Gérard Houllier, presumably buoyed by Liverpool's recent ascendancy, had declared defiantly in the prelude to this contest: "Liverpool will win the championship. It's just a matter of time." Afterwards, his words contained about as much resonance as Iain Duncan Smith's declaration that he could overcome a Conservative leadership challenge. IDS is a Spurs fan and the man who deposed him, Michael Howard, is a self-styled Liverpool aficionado and reportedly one who advocates the replacement of Houllier with Martin O'Neill. Howard was here yesterday in the directors' box, and must have been as disturbed as the remainder of the visiting faithful by the manner of their team's capitulation.
True, they finished with a flourish after Harry Kewell's scintillating goal injected optimism in Liverpool hearts, and an official other than Uriah Rennie may have yielded to last-minute penalty claims after Gary Doherty laid hand on ball - "a definite penalty. It was deliberate handball," claimed Houllier - but taken overall this was an insipid performance from Liverpool following a three-game sequence of victories. The oft-ridiculed defender Igor Biscan bore a degree of culpability for Tottenham's goals, but as Houllier emphasised, scathingly, by his usual standards: "This was not a performance we're proud of. There's no hiding behind the facts. It was not one player. It was the whole team."
While "poor defending judgement", as the manager put it, contributed to the loss, the fact that Tottenham goalkeeper Kasey Keller was so under-employed is an indictment of Liverpool's failure to fashion openings for Michael Owen and Emile Heskey, although much is attributable to a stubborn rearguard action with sterling performances from captain Stephen Carr and Anthony Gardner in particular.
Owen looked a disconsolate figure at times during a match in which Steven Gerrard was a significant absentee, and the chances of the England striker remaining at Anfield in the long term must be receding. Champions' League qualification remains a crucial issue for Owen, and this result in conjunction with fourth-placed Charlton's victory at Everton did Liverpool no favours.
Spurs may have discovered a new seam of form themselves - this being their fourth successive victory - but David Pleat's men are scarcely one of the League's big-hitters. However, the North London side have a renewed faith in themselves, and Robbie Keane's penalty and a first Premiership goal from - wait for it - Helder Postiga gave them a decisive two-goal advantage by early in the second half. "I can only compliment our players," said acting manager Pleat. "We relied on those horrible words: attitude, determination and a little bit of spoiling, plus some football."
In the opening minutes, Owen's smart volley, though just wide, served notice of his presence. Then Postiga tested the reactions of on-loan Paul Jones with a venomous drive. But it was Keane who constantly troubled the visitors' rearguard. Midway through the first half, Gardner found the Irishman with an exquisite ball. Keane was on it like a hare, and Biscan, in his wake, appeared to clip him in the area. Keane converted the spot-kick.

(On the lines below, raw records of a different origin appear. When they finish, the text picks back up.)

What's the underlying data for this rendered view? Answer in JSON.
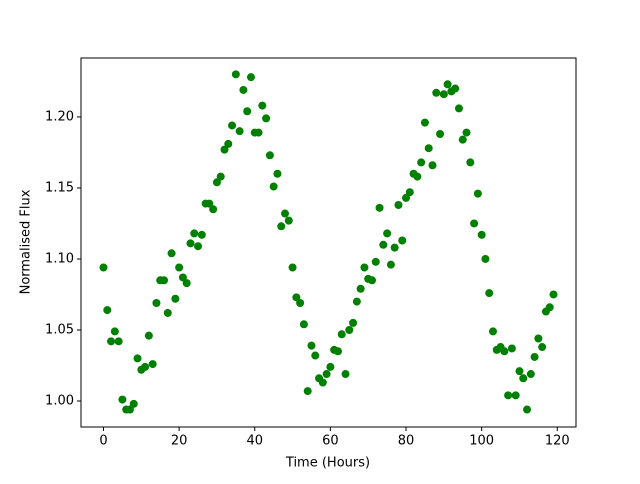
{
  "chart_data": {
    "type": "scatter",
    "xlabel": "Time (Hours)",
    "ylabel": "Normalised Flux",
    "color": "#008000",
    "x": [
      0,
      1,
      2,
      3,
      4,
      5,
      6,
      7,
      8,
      9,
      10,
      11,
      12,
      13,
      14,
      15,
      16,
      17,
      18,
      19,
      20,
      21,
      22,
      23,
      24,
      25,
      26,
      27,
      28,
      29,
      30,
      31,
      32,
      33,
      34,
      35,
      36,
      37,
      38,
      39,
      40,
      41,
      42,
      43,
      44,
      45,
      46,
      47,
      48,
      49,
      50,
      51,
      52,
      53,
      54,
      55,
      56,
      57,
      58,
      59,
      60,
      61,
      62,
      63,
      64,
      65,
      66,
      67,
      68,
      69,
      70,
      71,
      72,
      73,
      74,
      75,
      76,
      77,
      78,
      79,
      80,
      81,
      82,
      83,
      84,
      85,
      86,
      87,
      88,
      89,
      90,
      91,
      92,
      93,
      94,
      95,
      96,
      97,
      98,
      99,
      100,
      101,
      102,
      103,
      104,
      105,
      106,
      107,
      108,
      109,
      110,
      111,
      112,
      113,
      114,
      115,
      116,
      117,
      118,
      119
    ],
    "values": [
      1.094,
      1.064,
      1.042,
      1.049,
      1.042,
      1.001,
      0.994,
      0.994,
      0.998,
      1.03,
      1.022,
      1.024,
      1.046,
      1.026,
      1.069,
      1.085,
      1.085,
      1.062,
      1.104,
      1.072,
      1.094,
      1.087,
      1.083,
      1.111,
      1.118,
      1.109,
      1.117,
      1.139,
      1.139,
      1.135,
      1.154,
      1.158,
      1.177,
      1.181,
      1.194,
      1.23,
      1.19,
      1.219,
      1.204,
      1.228,
      1.189,
      1.189,
      1.208,
      1.199,
      1.173,
      1.151,
      1.16,
      1.123,
      1.132,
      1.127,
      1.094,
      1.073,
      1.069,
      1.054,
      1.007,
      1.039,
      1.032,
      1.016,
      1.013,
      1.019,
      1.024,
      1.036,
      1.035,
      1.047,
      1.019,
      1.05,
      1.055,
      1.07,
      1.079,
      1.094,
      1.086,
      1.085,
      1.098,
      1.136,
      1.11,
      1.118,
      1.096,
      1.108,
      1.138,
      1.113,
      1.143,
      1.147,
      1.16,
      1.158,
      1.168,
      1.196,
      1.178,
      1.166,
      1.217,
      1.188,
      1.216,
      1.223,
      1.218,
      1.22,
      1.206,
      1.184,
      1.189,
      1.168,
      1.125,
      1.146,
      1.117,
      1.1,
      1.076,
      1.049,
      1.036,
      1.038,
      1.035,
      1.004,
      1.037,
      1.004,
      1.021,
      1.016,
      0.994,
      1.019,
      1.031,
      1.044,
      1.038,
      1.063,
      1.066,
      1.075
    ],
    "xlim": [
      -5.95,
      124.95
    ],
    "xticks": [
      0,
      20,
      40,
      60,
      80,
      100,
      120
    ],
    "ylim": [
      0.9817,
      1.2415
    ],
    "yticks": [
      {
        "value": 1.0,
        "label": "1.00"
      },
      {
        "value": 1.05,
        "label": "1.05"
      },
      {
        "value": 1.1,
        "label": "1.10"
      },
      {
        "value": 1.15,
        "label": "1.15"
      },
      {
        "value": 1.2,
        "label": "1.20"
      }
    ]
  }
}
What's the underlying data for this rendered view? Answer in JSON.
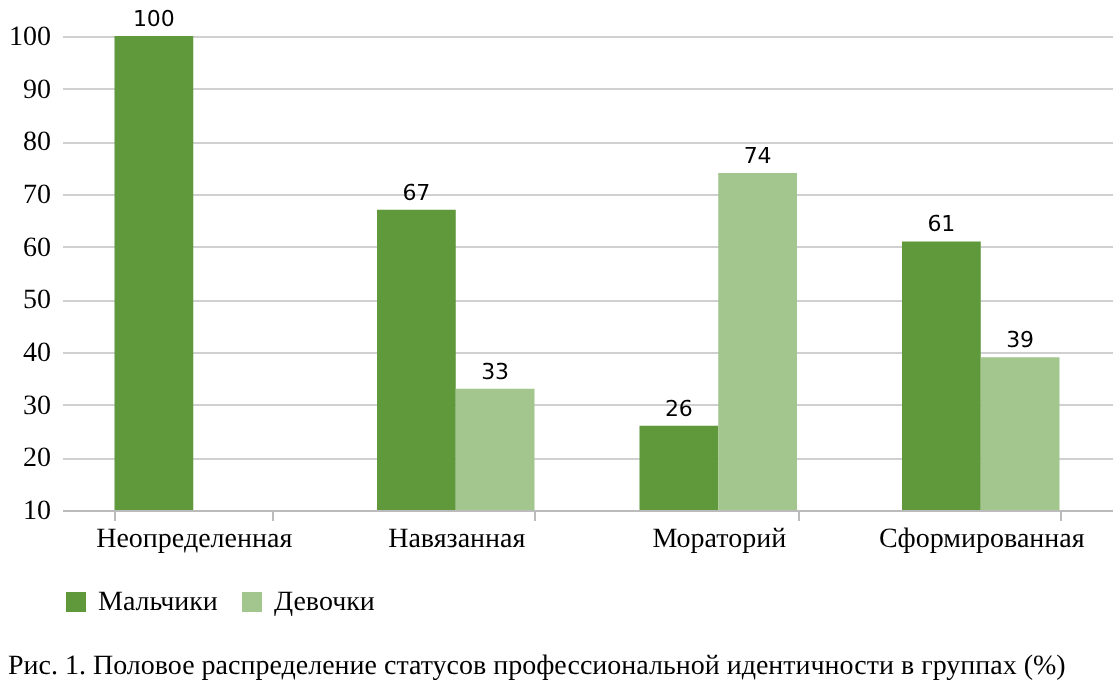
{
  "chart_data": {
    "type": "bar",
    "categories": [
      "Неопределенная",
      "Навязанная",
      "Мораторий",
      "Сформированная"
    ],
    "series": [
      {
        "name": "Мальчики",
        "color": "#5f993c",
        "values": [
          100,
          67,
          26,
          61
        ]
      },
      {
        "name": "Девочки",
        "color": "#a3c58e",
        "values": [
          null,
          33,
          74,
          39
        ]
      }
    ],
    "ylim": [
      10,
      100
    ],
    "yticks": [
      10,
      20,
      30,
      40,
      50,
      60,
      70,
      80,
      90,
      100
    ],
    "grid": "y",
    "legend": "bottom",
    "data_labels": true,
    "annotations": [
      "Рис. 1. Половое распределение статусов профессиональной идентичности в группах (%)"
    ]
  }
}
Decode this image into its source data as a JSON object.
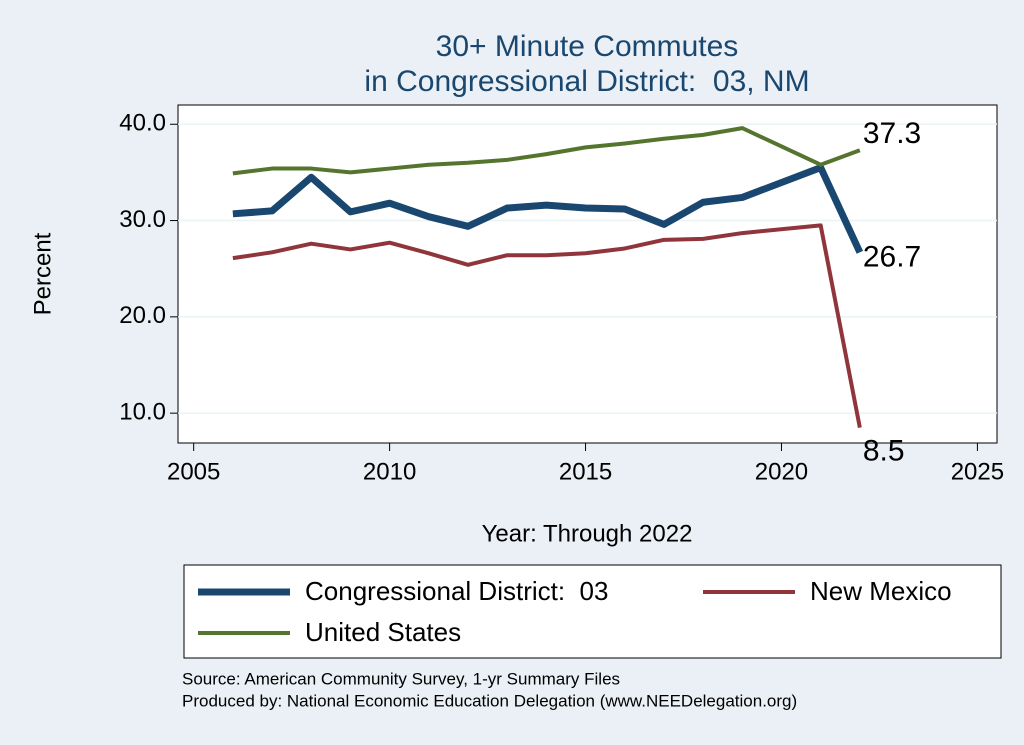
{
  "chart_data": {
    "type": "line",
    "title": [
      "30+ Minute Commutes",
      "in Congressional District:  03, NM"
    ],
    "xlabel": "Year: Through 2022",
    "ylabel": "Percent",
    "x": [
      2006,
      2007,
      2008,
      2009,
      2010,
      2011,
      2012,
      2013,
      2014,
      2015,
      2016,
      2017,
      2018,
      2019,
      2021,
      2022
    ],
    "series": [
      {
        "name": "Congressional District:  03",
        "color": "#1a476f",
        "values": [
          30.7,
          31.0,
          34.5,
          30.9,
          31.8,
          30.4,
          29.4,
          31.3,
          31.6,
          31.3,
          31.2,
          29.6,
          31.9,
          32.4,
          35.5,
          26.7
        ]
      },
      {
        "name": "New Mexico",
        "color": "#90353b",
        "values": [
          26.1,
          26.7,
          27.6,
          27.0,
          27.7,
          26.6,
          25.4,
          26.4,
          26.4,
          26.6,
          27.1,
          28.0,
          28.1,
          28.7,
          29.5,
          8.5
        ]
      },
      {
        "name": "United States",
        "color": "#55752f",
        "values": [
          34.9,
          35.4,
          35.4,
          35.0,
          35.4,
          35.8,
          36.0,
          36.3,
          36.9,
          37.6,
          38.0,
          38.5,
          38.9,
          39.6,
          35.8,
          37.3
        ]
      }
    ],
    "xlim": [
      2004.6,
      2025.5
    ],
    "ylim": [
      6.9,
      42
    ],
    "xticks": [
      2005,
      2010,
      2015,
      2020,
      2025
    ],
    "yticks": [
      {
        "value": 10,
        "label": "10.0"
      },
      {
        "value": 20,
        "label": "20.0"
      },
      {
        "value": 30,
        "label": "30.0"
      },
      {
        "value": 40,
        "label": "40.0"
      }
    ],
    "grid": true,
    "notes": [
      "Source: American Community Survey, 1-yr Summary Files",
      "Produced by: National Economic Education Delegation (www.NEEDelegation.org)"
    ]
  }
}
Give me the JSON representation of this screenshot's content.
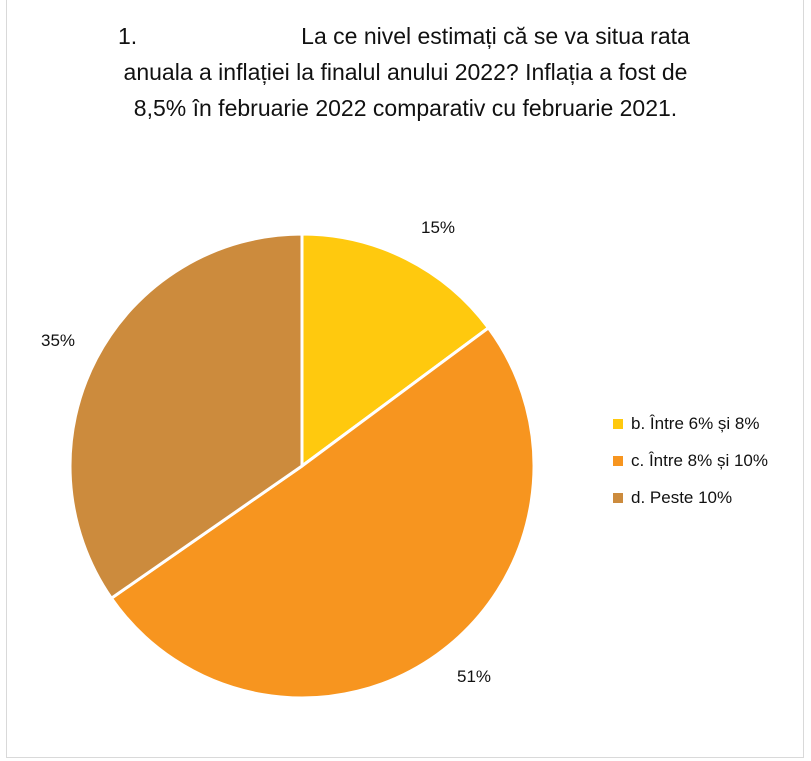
{
  "title": {
    "number": "1.",
    "line1": "La ce nivel estimați că se va situa rata",
    "line2": "anuala a inflației la finalul anului 2022? Inflația a fost de",
    "line3": "8,5% în februarie 2022 comparativ cu februarie 2021."
  },
  "chart_data": {
    "type": "pie",
    "title": "La ce nivel estimați că se va situa rata anuala a inflației la finalul anului 2022? Inflația a fost de 8,5% în februarie 2022 comparativ cu februarie 2021.",
    "categories": [
      "b. Între 6% și 8%",
      "c. Între 8% și 10%",
      "d. Peste 10%"
    ],
    "values": [
      15,
      51,
      35
    ],
    "data_labels": [
      "15%",
      "51%",
      "35%"
    ],
    "colors": [
      "#FFC90E",
      "#F7951F",
      "#CC8B3D"
    ],
    "legend_position": "right"
  }
}
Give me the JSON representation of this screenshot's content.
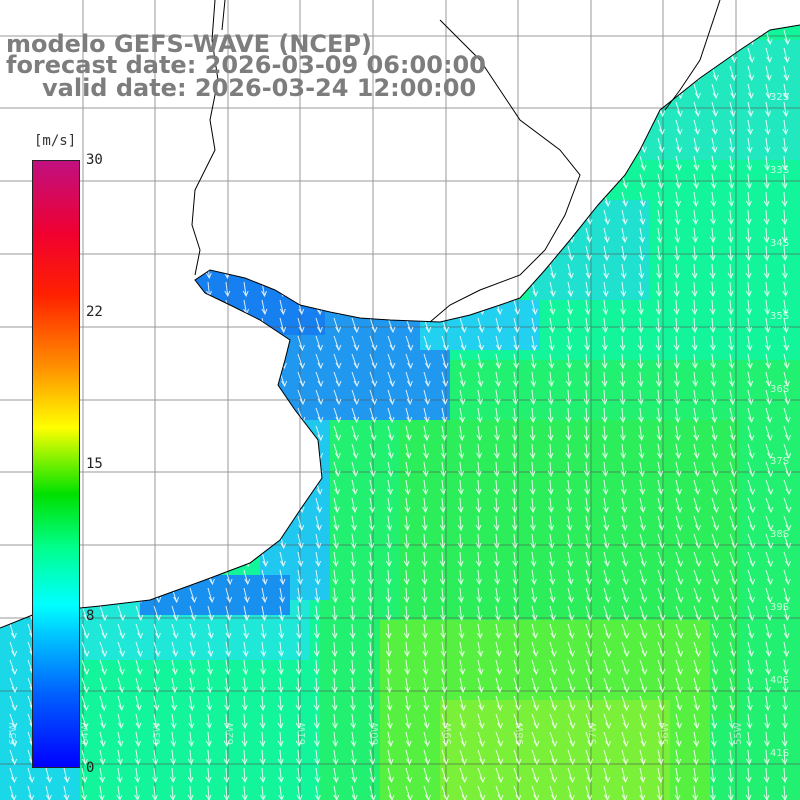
{
  "title": {
    "model": "modelo GEFS-WAVE (NCEP)",
    "forecast": "forecast date: 2026-03-09 06:00:00",
    "valid": "valid date: 2026-03-24 12:00:00"
  },
  "colorbar": {
    "unit": "[m/s]",
    "ticks": [
      {
        "value": 30,
        "label": "30"
      },
      {
        "value": 22,
        "label": "22"
      },
      {
        "value": 15,
        "label": "15"
      },
      {
        "value": 8,
        "label": "8"
      },
      {
        "value": 0,
        "label": "0"
      }
    ],
    "range": [
      0,
      30
    ]
  },
  "map": {
    "lat_labels": [
      "32S",
      "33S",
      "34S",
      "35S",
      "36S",
      "37S",
      "38S",
      "39S",
      "40S",
      "41S"
    ],
    "lon_labels": [
      "65W",
      "64W",
      "63W",
      "62W",
      "61W",
      "60W",
      "59W",
      "58W",
      "57W",
      "56W",
      "55W"
    ],
    "colors": {
      "land": "#ffffff",
      "coast": "#000000",
      "grid": "#555555",
      "arrow": "#ffffff"
    },
    "arrow_direction": "southward"
  }
}
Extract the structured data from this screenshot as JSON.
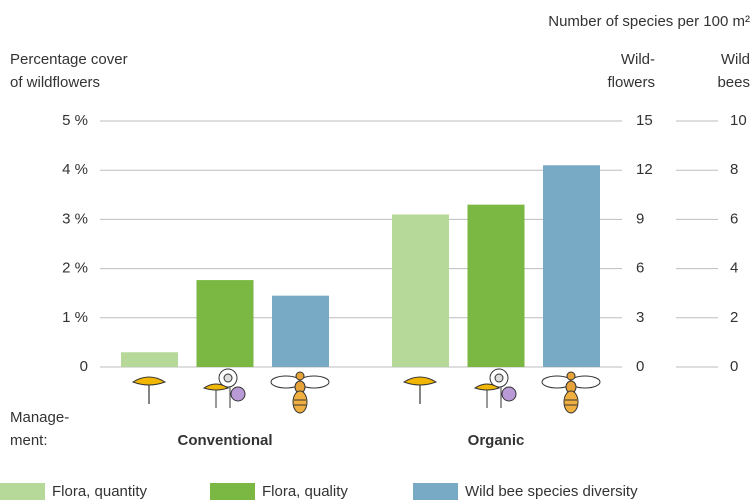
{
  "chart_data": {
    "type": "bar",
    "title": "Number of species per 100 m²",
    "ylabel": [
      "Percentage cover",
      "of wildflowers"
    ],
    "y2label": [
      "Wild-",
      "flowers"
    ],
    "y3label": [
      "Wild",
      "bees"
    ],
    "xlabel": [
      "Manage-",
      "ment:"
    ],
    "categories": [
      "Conventional",
      "Organic"
    ],
    "series": [
      {
        "name": "Flora, quantity",
        "color": "#b6d99a",
        "axis": "y",
        "values": [
          0.3,
          3.1
        ]
      },
      {
        "name": "Flora, quality",
        "color": "#7ab743",
        "axis": "y2",
        "values": [
          5.3,
          9.9
        ]
      },
      {
        "name": "Wild bee species diversity",
        "color": "#78aac5",
        "axis": "y3",
        "values": [
          2.9,
          8.2
        ]
      }
    ],
    "ylim": [
      0,
      5
    ],
    "yticks": [
      0,
      {
        "value": 1,
        "label": "1 %"
      },
      {
        "value": 2,
        "label": "2 %"
      },
      {
        "value": 3,
        "label": "3 %"
      },
      {
        "value": 4,
        "label": "4 %"
      },
      {
        "value": 5,
        "label": "5 %"
      }
    ],
    "y2lim": [
      0,
      15
    ],
    "y2ticks": [
      0,
      3,
      6,
      9,
      12,
      15
    ],
    "y3lim": [
      0,
      10
    ],
    "y3ticks": [
      0,
      2,
      4,
      6,
      8,
      10
    ],
    "grid": true
  }
}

The immediate response from Liverpool was not auspicious. Kewell exhibited moments of quality on the right, and whipped in some inviting crosses, but there was no end product as the home defence stood firm, with midfielder Michael Brown, signed from Sheffield United for £500,000 and making his debut, well in evidence.
It is perhaps no coincidence that the revitalisation of Tottenham has occurred since the return from long-term injury of Welsh international Simon Davies. Such a bonus has been negated to a significant degree by the departure of Frédéric Kanouté to his adopted country Mali for the African Nations' Cup, although his probable six-game absence at least offered the £6m Postiga the chance finally to establish himself.
Nine minutes after the break, the home-produced substitute Johnnie Jackson struck an astute ball forward for Postiga, allowing the Portuguese forward to elude Biscan and beat Jones. The scorer wore the expression of a man who could scarcely believe his what he had just achieved. It was his first Premiership goal - at the 17th time of trying.
A splendid individual effort from Kewell reduced the arrears. The former Leeds man seized on a ball in midfield and totally bemused the home defence as he cut in and drove the ball left-footed past Keller. It was the midfielder's ninth goal of the season, making him joint leading scorer with Owen. It was the spur Liverpool required, but their hosts held on.
Beforehand, Houllier had spoken of a recent phone conversation with Martin O'Neill, whom the Liverpool manager Houllier had accused of refusing to deny rumours regarding his job. "I don't think the speculation about him and my job will come back again," the Liverpool manager had insisted confidently.
After this, he'd better not believe it.